Fiscal: The fiscal reform will increase government revenue wile redistributing the tax burden. It will tax junk food and sugary drinks, and increase taxes on upper income brackets. It will also unify the value-added tax throughout the country, ending lower tax rates in border regions. Mining profits will experience tax increases, and 50 percent of those revenues will benefit the municipality where the mining project is located. There will be a 10 percent tax on stock market profits and dividends. The fiscal reform also aims to formalize 5.2 million small businesses through an electronic tax system and create universal pensions and unemployment for those in the formal sector. Highly debated was the impact on the taxation to the maquila sector, most notably in the northern border region.
This would roughly double the tax burden for many local maquiladoras, raising their corporate income tax from about 17% to over 30% and increasing their value added tax (IVA) from 11% to 16%. The bill also includes ending the maquiladora’s current exemption from the country’s 16% sales tax on goods imported for assembly.
Labor: Labor rules would be normalized to comparable rules in the United States and others around the world making it easier for foreign companies to run their operations in Mexico and more attractive to foreign direct investment. The reform stands to encourage workers to move from the informal to the formal economy and incorporates items such as introducing hourly pay, trial periods and a tighter cap on severance pay.

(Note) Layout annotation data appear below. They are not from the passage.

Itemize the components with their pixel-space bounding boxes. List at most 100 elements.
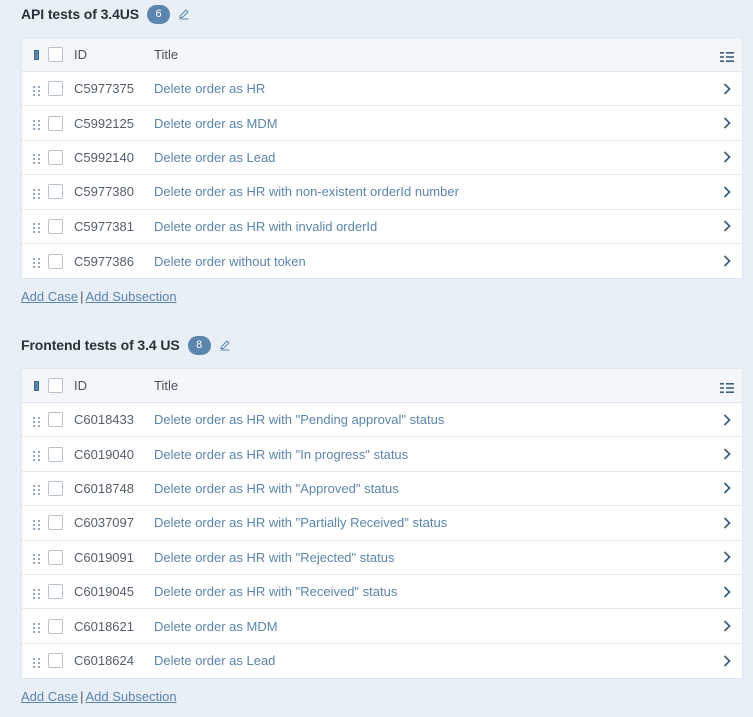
- case-title-link[interactable]: Delete order as HR with non-existent ord…: [154, 184, 712, 199]
- row-checkbox[interactable]: [48, 81, 63, 97]
- column-list-icon[interactable]: [720, 381, 734, 393]
- drag-handle-icon[interactable]: [32, 152, 40, 165]
- chevron-right-icon[interactable]: [723, 117, 731, 129]
- row-checkbox[interactable]: [48, 618, 63, 634]
- row-checkbox[interactable]: [48, 218, 63, 234]
- chevron-right-icon[interactable]: [723, 414, 731, 426]
- case-id: C6018621: [74, 618, 134, 634]
- add-subsection-link[interactable]: Add Subsection: [85, 689, 176, 704]
- case-title-link[interactable]: Delete order as MDM: [154, 116, 712, 131]
- test-section: Frontend tests of 3.4 US 8 ID Title C601…: [21, 331, 743, 704]
- table-row[interactable]: C5992125 Delete order as MDM: [22, 106, 742, 141]
- row-checkbox[interactable]: [48, 653, 63, 669]
- chevron-right-icon[interactable]: [723, 620, 731, 632]
- row-checkbox[interactable]: [48, 446, 63, 462]
- case-title-link[interactable]: Delete order as HR with invalid orderId: [154, 219, 712, 234]
- add-case-link[interactable]: Add Case: [21, 689, 78, 704]
- chevron-right-icon[interactable]: [723, 220, 731, 232]
- table-row[interactable]: C6019091 Delete order as HR with "Reject…: [22, 540, 742, 575]
- table-header-row: ID Title: [22, 369, 742, 403]
- drag-handle-icon[interactable]: [32, 118, 40, 131]
- drag-handle-icon[interactable]: [32, 84, 40, 96]
- row-checkbox[interactable]: [48, 115, 63, 131]
- chevron-right-icon[interactable]: [723, 517, 731, 529]
- select-all-checkbox[interactable]: [48, 47, 63, 62]
- case-id: C6037097: [74, 515, 134, 531]
- table-row[interactable]: C5977381 Delete order as HR with invalid…: [22, 209, 742, 244]
- table-row[interactable]: C5977375 Delete order as HR: [22, 72, 742, 107]
- column-header-id[interactable]: ID: [74, 47, 154, 62]
- row-checkbox[interactable]: [48, 412, 63, 428]
- drag-handle-icon[interactable]: [32, 221, 40, 234]
- table-body: C5977375 Delete order as HR C5992125 Del…: [22, 72, 742, 279]
- drag-handle-icon[interactable]: [32, 552, 40, 565]
- row-checkbox[interactable]: [48, 149, 63, 165]
- chevron-right-icon[interactable]: [723, 655, 731, 667]
- table-row[interactable]: C6018624 Delete order as Lead: [22, 643, 742, 679]
- table-row[interactable]: C5992140 Delete order as Lead: [22, 140, 742, 176]
- drag-handle-icon[interactable]: [32, 256, 40, 269]
- test-section: API tests of 3.4US 6 ID Title C5977375 D…: [21, 0, 743, 304]
- case-title-link[interactable]: Delete order as MDM: [154, 619, 712, 634]
- case-title-link[interactable]: Delete order as HR with "Approved" statu…: [154, 481, 712, 496]
- pencil-icon[interactable]: [219, 339, 231, 351]
- column-list-icon[interactable]: [720, 50, 734, 62]
- case-title-link[interactable]: Delete order without token: [154, 254, 712, 269]
- chevron-right-icon[interactable]: [723, 448, 731, 460]
- table-row[interactable]: C6018433 Delete order as HR with "Pendin…: [22, 403, 742, 438]
- select-all-checkbox[interactable]: [48, 378, 63, 393]
- drag-handle-icon[interactable]: [32, 187, 40, 199]
- add-subsection-link[interactable]: Add Subsection: [85, 289, 176, 304]
- case-title-link[interactable]: Delete order as HR with "Partially Recei…: [154, 515, 712, 530]
- case-id: C6018748: [74, 480, 134, 496]
- case-count-badge: 6: [147, 4, 171, 24]
- column-header-title[interactable]: Title: [154, 378, 712, 393]
- case-title-link[interactable]: Delete order as HR with "Received" statu…: [154, 584, 712, 599]
- table-row[interactable]: C6018748 Delete order as HR with "Approv…: [22, 471, 742, 507]
- chevron-right-icon[interactable]: [723, 586, 731, 598]
- drag-handle-icon[interactable]: [32, 656, 40, 668]
- case-title-link[interactable]: Delete order as HR: [154, 81, 712, 96]
- table-row[interactable]: C6019045 Delete order as HR with "Receiv…: [22, 574, 742, 610]
- table-row[interactable]: C6037097 Delete order as HR with "Partia…: [22, 506, 742, 541]
- row-checkbox[interactable]: [48, 480, 63, 496]
- column-header-title[interactable]: Title: [154, 47, 712, 62]
- table-row[interactable]: C6019040 Delete order as HR with "In pro…: [22, 437, 742, 472]
- case-title-link[interactable]: Delete order as HR with "Pending approva…: [154, 412, 712, 427]
- case-title-link[interactable]: Delete order as HR with "In progress" st…: [154, 447, 712, 462]
- chevron-right-icon[interactable]: [723, 186, 731, 198]
- chevron-right-icon[interactable]: [723, 151, 731, 164]
- row-checkbox[interactable]: [48, 584, 63, 600]
- column-header-id[interactable]: ID: [74, 378, 154, 393]
- section-footer: Add Case | Add Subsection: [21, 289, 743, 304]
- section-header: Frontend tests of 3.4 US 8: [21, 331, 743, 359]
- case-title-link[interactable]: Delete order as HR with "Rejected" statu…: [154, 550, 712, 565]
- table-row[interactable]: C6018621 Delete order as MDM: [22, 609, 742, 644]
- drag-handle-icon[interactable]: [32, 483, 40, 496]
- header-marker-cell: [22, 380, 48, 391]
- chevron-right-icon[interactable]: [723, 83, 731, 95]
- header-marker-cell: [22, 49, 48, 60]
- drag-handle-icon[interactable]: [32, 621, 40, 634]
- drag-handle-icon[interactable]: [32, 587, 40, 599]
- pencil-icon[interactable]: [178, 8, 190, 20]
- table-row[interactable]: C5977380 Delete order as HR with non-exi…: [22, 175, 742, 210]
- case-title-link[interactable]: Delete order as Lead: [154, 653, 712, 668]
- case-id: C5977386: [74, 253, 134, 269]
- row-checkbox[interactable]: [48, 515, 63, 531]
- chevron-right-icon[interactable]: [723, 255, 731, 267]
- row-checkbox[interactable]: [48, 184, 63, 200]
- selection-marker-icon: [33, 49, 39, 60]
- case-title-link[interactable]: Delete order as Lead: [154, 150, 712, 165]
- drag-handle-icon[interactable]: [32, 415, 40, 427]
- add-case-link[interactable]: Add Case: [21, 289, 78, 304]
- chevron-right-icon[interactable]: [723, 482, 731, 495]
- selection-marker-icon: [33, 380, 39, 391]
- chevron-right-icon[interactable]: [723, 551, 731, 563]
- drag-handle-icon[interactable]: [32, 518, 40, 530]
- drag-handle-icon[interactable]: [32, 449, 40, 462]
- table-row[interactable]: C5977386 Delete order without token: [22, 243, 742, 279]
- row-checkbox[interactable]: [48, 549, 63, 565]
- row-checkbox[interactable]: [48, 253, 63, 269]
- footer-separator: |: [80, 289, 84, 305]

Political/Elections: Reform aimed at relaxing Mexico’s ironclad ban on re-election of some federal and local congressmen (deputies), senators, and mayors allowing them to run for office again. Now, senators will be eligible for one re-election, while federal deputies can be re-elected up to three times. Officials currently in office will not be eligible for reelection. It will still limit president and governor to one six year term. In addition, the Chamber of Deputies will be charged with approving the country’s finance secretary, and the Senate must ratify the pick for foreign affairs secretary. Presidential transitions will also be shortened. The next elections take place in 2015, when Mexicans will elect representatives to the Chamber of Deputies, governors in five states, and mayors and local congressmen in 10 states. Changes to the presidential elections will take place beginning in 2018.
Telecom: The reform attempts to break up the Current monopolies and allows foreign investment in telecom to grow from 49% to 100%, though limits foreign investment in radio to 49%. It creates two open television channels, and makes access to information and communications technologies a constitutional right, and creates a more powerful regulator. Telmex has a monopoly in the telecommunications sector, owning 80 percent of fixed lines and 70 percent of mobile. This will allow for increased participation by smaller industry players, and will give Mexicans access to better, cheaper telecom services.